Obviously, these facts would be enormously shocking to the American people and Kennedy’s many admirers, whether Jewish or not, if they became aware of them, but since the mainstream media has kept them obscure, that problem has not arisen. Meanwhile, Nixon’s occasionally harsh private remarks about his liberal Jewish political opponents have remained front-page news for most of the last half-century, firmly solidifying his reputation as a fierce anti-Semite.
There may even be a further irony in this regard. In 1956 the Eisenhower-Nixon ticket had won a very solid 40% of the Jewish vote, so Nixon was also widely expected to do quite well in his 1960 campaign against Kennedy, but instead his Jewish support dropped to a rather weak 18%, which might have made the difference in such a close race. Meanwhile, JFK’s 82% Jewish landslide was by far the strongest performance of any presidential candidate since FDR’s 1944 reelection and helped to permanently establish his public image as one of the greatest heroes of American Jewry.
Although there were certainly many different factors behind these voting results, one of these has never received any mention in our standard history books.
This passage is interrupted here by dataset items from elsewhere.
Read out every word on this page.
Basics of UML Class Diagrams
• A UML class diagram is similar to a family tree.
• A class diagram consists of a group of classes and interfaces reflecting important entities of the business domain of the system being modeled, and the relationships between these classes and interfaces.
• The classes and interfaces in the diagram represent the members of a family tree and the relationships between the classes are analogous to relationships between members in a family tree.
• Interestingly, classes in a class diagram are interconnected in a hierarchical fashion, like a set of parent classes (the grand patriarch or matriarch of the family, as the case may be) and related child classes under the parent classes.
Concerned over his son’s Jewish support, family patriarch Joseph Kennedy employed a deft political maneuver by enlisting the assistance of the American Nazi Party of George Lincoln Rockwell. As I explained in 2020:
Although usually relegated to just a sentence or two in our history books and treated like a villainous clown, at times Rockwell had moved in important circles, and may have even helped influence some national events. In his autobiographical account, he describes his political education under a certain DeWest Hooker, a successful entertainment executive whom he regarded as a personal hero and mentor. Hooker was fiercely anti-Jewish and years later became a close friend of journalist Michael Collins Piper, who recounted a fascinating tale from the 1960 Presidential race in his book Final Judgment.
Jewish groups still had deep animosity for Joseph Kennedy over his strong opposition to American involvement in World War II, and the family patriarch feared that this lingering hostility would damage his son’s chances of reaching the White House. So he asked Hooker to have his friend Rockwell organize public Nazi Party demonstrations endorsing Nixon and attacking JFK, thereby solidifying Jewish support for the latter. These protests actually attracted quite a bit of media coverage, and probably helped the younger Kennedy win 80% of the Jewish vote, along with heavy campaign donations and friendly media support, perhaps tipping the balance in such a very close national election.
In an even stranger possible twist, Hooker years later reportedly explained that the original impetus for the creation of Rockwell’s American Nazi Party had actually come from the Jewish ADL, which believed that widespread media coverage of such an organization would greatly enhance their fund-raising efforts. So they allegedly approached Hooker and explained their proposal, offering to pay all the costs of publishing the Nazi literature and other materials, and he persuaded his protege to implement the idea. I think a story so bizarre is less likely to have been invented.